Another garden which Evelyn liked very much belonged to a man called Morine, who
began as a simple gardener. He laid out his garden as a perfect oval surrounded by thuyas,
clipped smooth to look like walls, and within it he introduced very beautiful and at that
time unusual plants, such as tulips, ranunculuses, crocuses and anemones. He himself,
a very old collector, lived in a small garden-house at the end. It is evident that in this
type of small town-garden the love of surprises was particularly lively, for at "an house
called Maison Rouge" Evelyn hears a noise that "resembles the noise of a tempest,
batailles of guns, etc., at its issue," and much beside.

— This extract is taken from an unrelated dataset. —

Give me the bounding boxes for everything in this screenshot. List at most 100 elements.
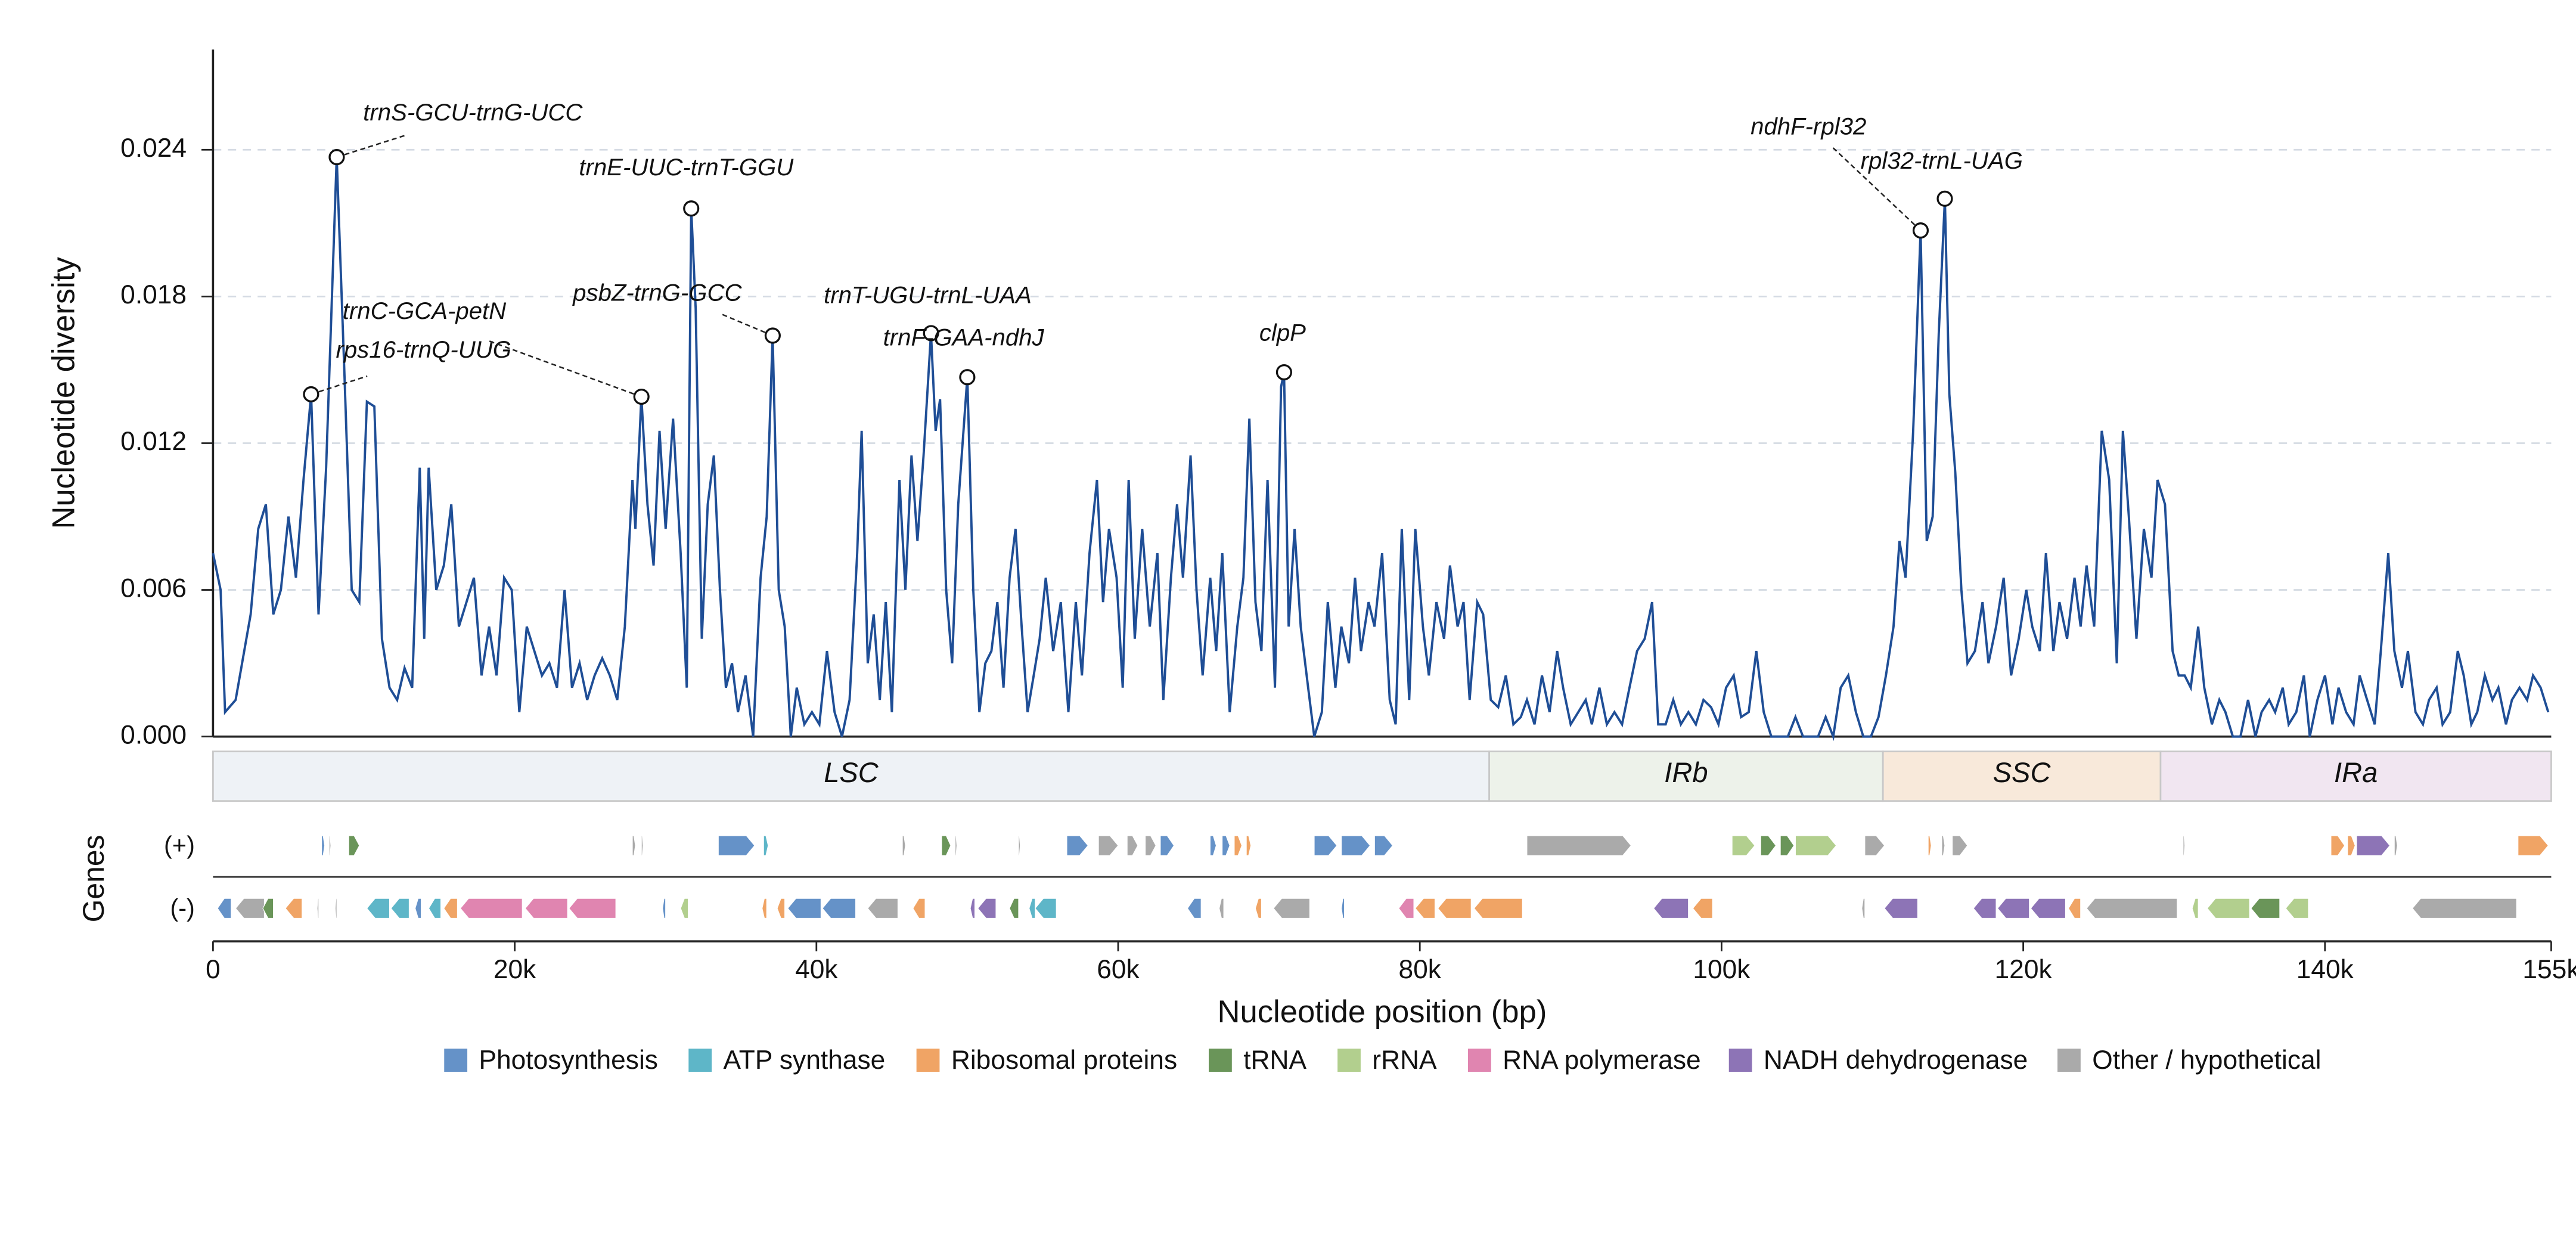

On the threshold of this period the French garden found its earliest poets. Rene
Rapin, the learned Jesuit who wrote so many books, published in 1665 a poem called Hor-
torum libri quattuor. This was in undisguised imitation of Virgil's Georgics, but aimed
at giving a supplement on the province of the garden, which the Roman poet had neglected*
Rapin had already seen something of the development of gardens in the grand siecle, and
this appears in much of what he wrote; but he chiefly concerns himself with the gardens of
the time of Maria de' Medici and Henry IV. All that he writes in his first book, The
Flower Garden, is what is demanded by the usual theorists; and about flowers he only
gives pretty myths in the style of Ovid. But in the second book he is inspired with new
ideas, the exhaustive treatment of the park (nemus): he says that when you step out of the
garden the park must at once appear as a stage formally arranged. The trees must be in
the form of the quincunx, with straight lines and right angles, although he also likes
slanting lines and circular arches in some places. All the paths have to be provided with
fine sand or closely mown grass, and at the sides the beeches or cypresses have to be
clipped so as to make straight walls, but the lighter branches may be worked into a
thousand shapes and mazes of any kind. He is full of praise for the oak as a good forest
tree, and he is emphatically opposed to the clipping of oaks, using all his rhetoric and
calling down all mythological punishments upon the heads of the desecrators of trees.